(UPDATED COVERAGE, Noon) BELLE GLADE, Fla. — Growers say south Florida vegetable crops have extensive damage after freezing temperatures struck during the early morning hours of Jan. 11.
Though Florida strawberries have survived a week of freezing temperatures, the state's vegetables and tomatoes in Immokalee and Belle Glade have in early estimates sustained extensive damage from the record cold.
Citrus and strawberries apparently have escaped major damage, but strawberry shipments remain at a standstill.
Growers say temperatures in Immokalee, where winter vegetables including tomatoes are grown, remained below freezing for more than nine hours.
One vegetable grower-shipper said f.o.b. prices and quality will be affected greatly.
Officials with Immokalee-based Six L’s Packing Co. Inc. were in the fields inspecting damage the morning of Jan. 11.
“I believe we will have some extensive damage,” said Mike Shier, sales manager for Six L’s’ vegetable department. “We had some extreme low temperatures.”
Growers say temperatures fell to 27-28 degrees in southwest Florida.
Homestead, where eggplant, green beans, sweet corn and tomatoes are grown, received some ice and 30-degree temperatures. Shier and other grower-shippers say they are hearing that region sustained damage as well.
Garrett Griffin, a salesman for S.M. Jones & Co. Inc., said he heard Homestead, which grows the majority of Florida’s January and February corn, sustained extensive damage.
“I’m not really sure what we have left (there),” he said.
Ted Campbell, executive director of the Florida Strawberry Growers Association, Dover, said the strawberry deal has survived the temperatures that fall to the mid-20s.
“The only places where we have apparent issues now are where growers had equipment failures or gaps in sprinkler coverage,” he said Jan. 11. “All things considered, the plants have iced-over well overnight. Once we get back to normal temperatures, the leaves will begin to show. Though everything is stressed, the plants should come out of it.”
Though Campbell said some modest harvesting was done Jan. 8, the weather is keeping the plants from producing many berries.
Campbell said one grower north of Plant City reported the temperature falling to as low as 18 degrees.

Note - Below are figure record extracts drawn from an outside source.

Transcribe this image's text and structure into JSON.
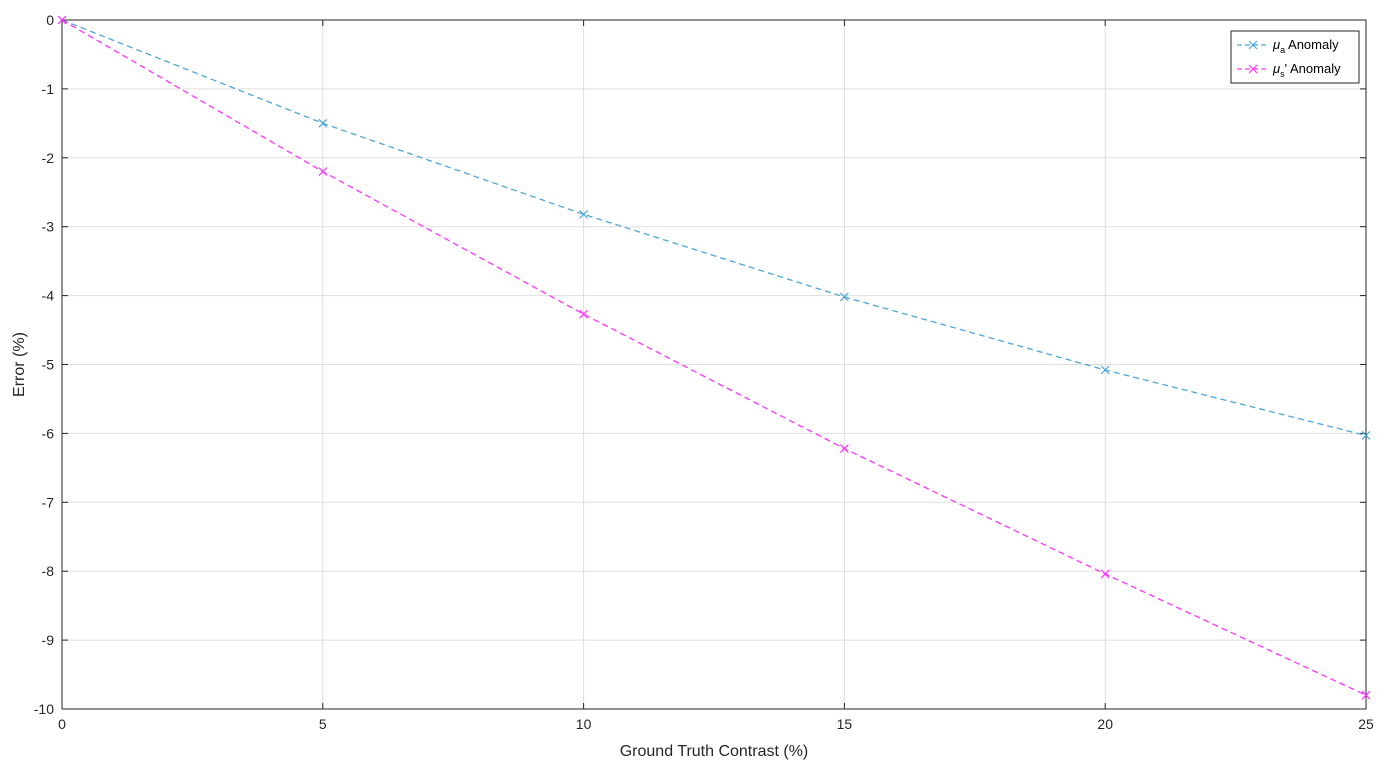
{
  "chart_data": {
    "type": "line",
    "xlabel": "Ground Truth Contrast (%)",
    "ylabel": "Error (%)",
    "xlim": [
      0,
      25
    ],
    "ylim": [
      -10,
      0
    ],
    "xticks": [
      0,
      5,
      10,
      15,
      20,
      25
    ],
    "yticks": [
      0,
      -1,
      -2,
      -3,
      -4,
      -5,
      -6,
      -7,
      -8,
      -9,
      -10
    ],
    "grid": true,
    "legend_position": "top-right",
    "x": [
      0,
      5,
      10,
      15,
      20,
      25
    ],
    "series": [
      {
        "name_symbol": "μ",
        "name_sub": "a",
        "name_suffix": " Anomaly",
        "color": "#4da6d8",
        "marker": "x",
        "line_style": "dashed",
        "values": [
          0,
          -1.5,
          -2.82,
          -4.02,
          -5.08,
          -6.03
        ]
      },
      {
        "name_symbol": "μ",
        "name_sub": "s",
        "name_suffix": "' Anomaly",
        "color": "#ff33ff",
        "marker": "x",
        "line_style": "dashed",
        "values": [
          0,
          -2.2,
          -4.27,
          -6.22,
          -8.04,
          -9.8
        ]
      }
    ]
  }
}
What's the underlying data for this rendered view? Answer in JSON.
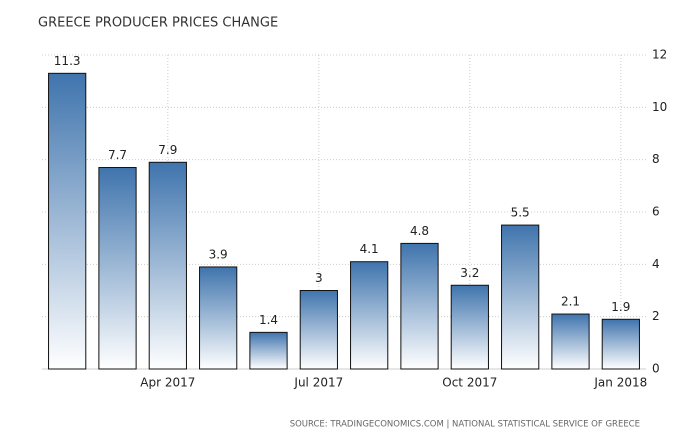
{
  "chart_data": {
    "type": "bar",
    "title": "GREECE PRODUCER PRICES CHANGE",
    "categories": [
      null,
      null,
      "Apr 2017",
      null,
      null,
      "Jul 2017",
      null,
      null,
      "Oct 2017",
      null,
      null,
      "Jan 2018"
    ],
    "values": [
      11.3,
      7.7,
      7.9,
      3.9,
      1.4,
      3,
      4.1,
      4.8,
      3.2,
      5.5,
      2.1,
      1.9
    ],
    "color": "#3f74ad",
    "ylim": [
      0,
      12
    ],
    "yticks": [
      0,
      2,
      4,
      6,
      8,
      10,
      12
    ],
    "grid": true,
    "source": "SOURCE: TRADINGECONOMICS.COM | NATIONAL STATISTICAL SERVICE OF GREECE"
  }
}
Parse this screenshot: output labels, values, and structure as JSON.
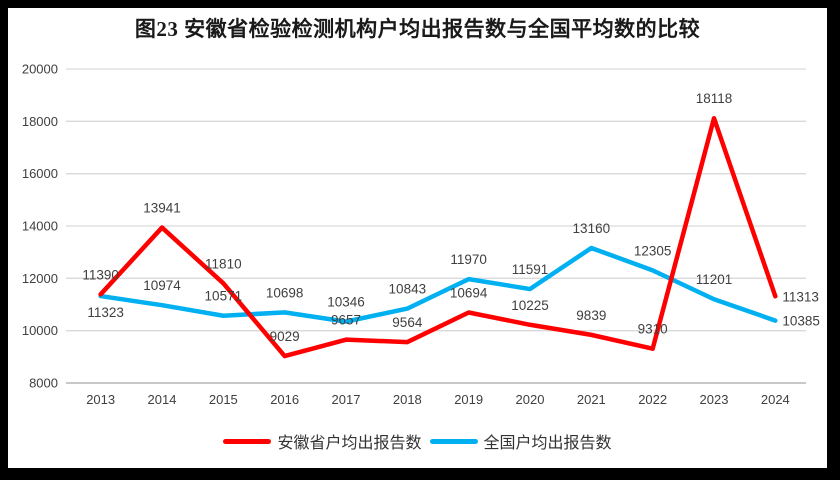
{
  "window": {
    "title": "图23 安徽省检验检测机构户均出报告数与全国平均数的比较"
  },
  "colors": {
    "anhui_line": "#FF0000",
    "national_line": "#00B0F0",
    "gridline": "#D9D9D9",
    "axis_line": "#A6A6A6",
    "tick_text": "#404040",
    "data_label_text": "#404040",
    "title_text": "#1A1A1A",
    "frame": "#000000",
    "background": "#FFFFFF"
  },
  "legend": {
    "items": [
      {
        "label": "安徽省户均出报告数",
        "color": "#FF0000"
      },
      {
        "label": "全国户均出报告数",
        "color": "#00B0F0"
      }
    ]
  },
  "chart_data": {
    "type": "line",
    "title": "图23 安徽省检验检测机构户均出报告数与全国平均数的比较",
    "categories": [
      "2013",
      "2014",
      "2015",
      "2016",
      "2017",
      "2018",
      "2019",
      "2020",
      "2021",
      "2022",
      "2023",
      "2024"
    ],
    "series": [
      {
        "name": "安徽省户均出报告数",
        "color": "#FF0000",
        "values": [
          11390,
          13941,
          11810,
          9029,
          9657,
          9564,
          10694,
          10225,
          9839,
          9310,
          18118,
          11313
        ]
      },
      {
        "name": "全国户均出报告数",
        "color": "#00B0F0",
        "values": [
          11323,
          10974,
          10571,
          10698,
          10346,
          10843,
          11970,
          11591,
          13160,
          12305,
          11201,
          10385
        ]
      }
    ],
    "ylim": [
      8000,
      20000
    ],
    "ytick_step": 2000,
    "yticks": [
      8000,
      10000,
      12000,
      14000,
      16000,
      18000,
      20000
    ],
    "grid": true,
    "data_labels": true,
    "legend_position": "bottom"
  }
}
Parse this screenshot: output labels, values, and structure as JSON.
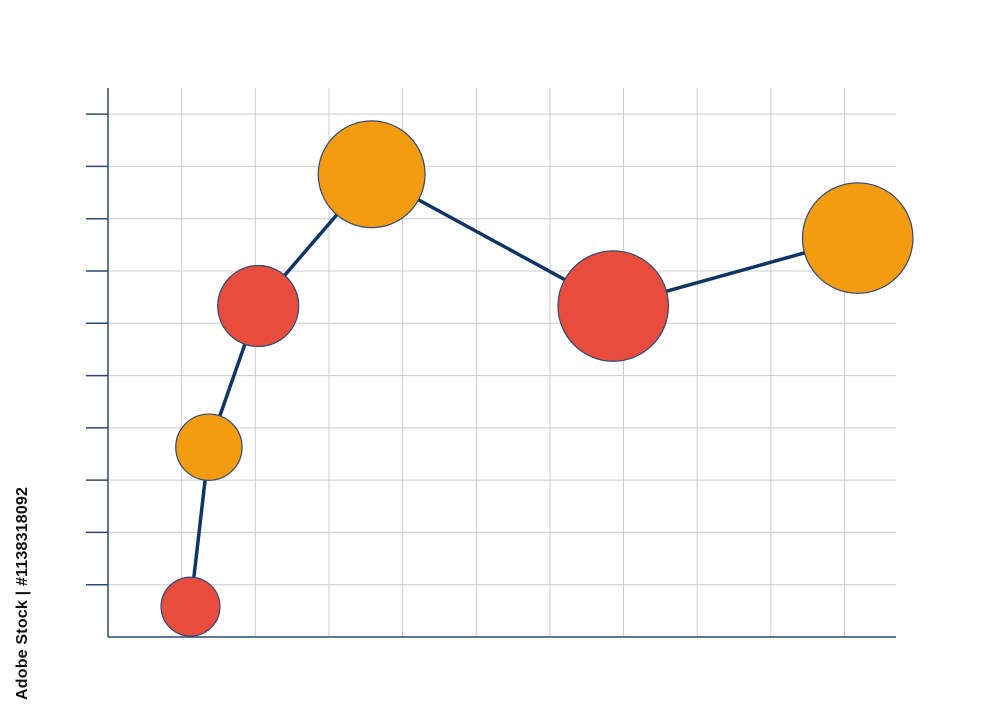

Though the industry was assessing damages on Jan. 11, Andrew Meadows, director of communications for Florida Citrus Mutual, Lakeland, said the brunt of the damage occurred in the north and west side of the state’s citrus belt along Desoto, Hardee and Hendry counties.
He said east and central Florida growing regions — the bulk of the fresh deal — escaped serious damage.
“The reports we are getting tell us there is frozen fruit as well as twig and leaf damage out there now (but) it may be days or weeks until we figure out whether there is long-term tree damage,” Michael Sparks, executive vice president and chief executive officer, said in a news release. “Complicating the issue is the sheer number of cold days we had in a row. I can’t remember anything like it.”
For citrus fruit damage to set in, temperatures must reach 28 degrees for four hours or more, Meadows said.
Doug Bournique, executive vice president of the Indian River Citrus League, Vero Beach, said constant wind kept temperatures from falling too low and prevented major damage to the region’s grapefruit.
“We got lucky as the wind mixed the air uniformly,” he said Jan. 11. “It’s better to have a little bit of wind all night than no wind because when it gets real still, it radiates out any heat. We would it rather be 28-30 degrees uniformly than to have pockets where it’s colder. On previous nights, we got some spotty cold pockets spotty with very light damage but not significant.”